- Born: 1896
- Died: 25 May 1928 (aged 31–32) Pune, India
- Movement: Non-brahman movement, Samata Sainik Dal
- Children: Shrikant Shridhar Tilak; Jayant Shridhar Tilak;
- Parents: Bal Gangadhar Tilak (father); Satyabhamabai Tilak (mother);

= Shridhar Balwant Tilak =

Indian writer (1896–1928)

Shridhar Balwant Tilak (1896–1928) also known as Shridharpant was a social activist and Marathi writer from Pune. He was the youngest son of Bal Gangadhar Tilak.

== Early life and family ==
Shridhar Balwant Tilak is the third son of Indian independence activist Bal Gangadhar Tilak. Sridhar had two sons; Shrikant, and Jayant Tilak. Jayant was a politician from Indian National Congress and served as a member of the Rajya Sabha, the upper chamber of the Indian Parliament.

== Activism and career ==

=== Fight against casteism ===
Shridhar Tilak campaigned for removal of untouchability in 1920's with national leader Dr. Ambedkar. He was inspired by his philosophy and social reforms and communicated and discuss with him in methods to get rid of upper-cast hegemony. He was also against child marriages and tonsuring of widows. His works were also supported by another social reformer Prabodhankar Thackeray.

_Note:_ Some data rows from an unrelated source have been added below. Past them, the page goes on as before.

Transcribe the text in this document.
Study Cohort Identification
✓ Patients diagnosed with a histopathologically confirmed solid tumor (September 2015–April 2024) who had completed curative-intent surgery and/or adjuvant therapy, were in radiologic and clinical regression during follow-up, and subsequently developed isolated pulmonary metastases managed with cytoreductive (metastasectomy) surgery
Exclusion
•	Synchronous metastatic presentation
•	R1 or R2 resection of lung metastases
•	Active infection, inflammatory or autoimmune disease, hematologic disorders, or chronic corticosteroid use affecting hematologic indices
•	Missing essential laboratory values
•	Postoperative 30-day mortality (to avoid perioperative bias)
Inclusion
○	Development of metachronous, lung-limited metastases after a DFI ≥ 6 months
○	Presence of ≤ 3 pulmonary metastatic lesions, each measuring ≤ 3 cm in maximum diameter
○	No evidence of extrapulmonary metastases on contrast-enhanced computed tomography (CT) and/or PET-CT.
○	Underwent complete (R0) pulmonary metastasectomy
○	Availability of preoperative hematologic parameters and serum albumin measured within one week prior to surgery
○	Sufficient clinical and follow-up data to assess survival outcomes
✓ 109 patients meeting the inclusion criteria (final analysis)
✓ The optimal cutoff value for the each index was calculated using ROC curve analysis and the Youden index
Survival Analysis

On 8 April 1928 in Pune, he established a branch of the multi-cast Samaaj Samata Sang (now known as Samata Sainik Dal) a social organization founded by Dr. Ambedkar. Keshavrao Jedhe who was a friend of Shridar Tilak from Pune was a freedom fighter who was also member of this organization. On 10 May 1928 he organized a community dinner (sahabhojan) at Gaekwad Wada, in Pune, for people from various casts and religions. Dr. Ambedkar himself attended that dinner.

===Writing===
Shridhar Tilak published several articles in Marathi magazines like Jnanprakash and Vividhavritta. His collection of articles were published in a book titled Maza Vyasang.

== Death ==
Given his liberal and rational thoughts, Shridhar Tilak was subjected to a lot of harassment by conservatives in Maharashtra region of that period. Unable to tolerate it, he committed suicide on 25 May 1928. Before that he sent three suicide notes: one to the collector of Pune, another to newspapers and a third one to Dr. Ambedkar. Later Dr. Ambedkar wrote – "If anyone who is worthy of the title Lokamanya, it is Shridharpant Tilak."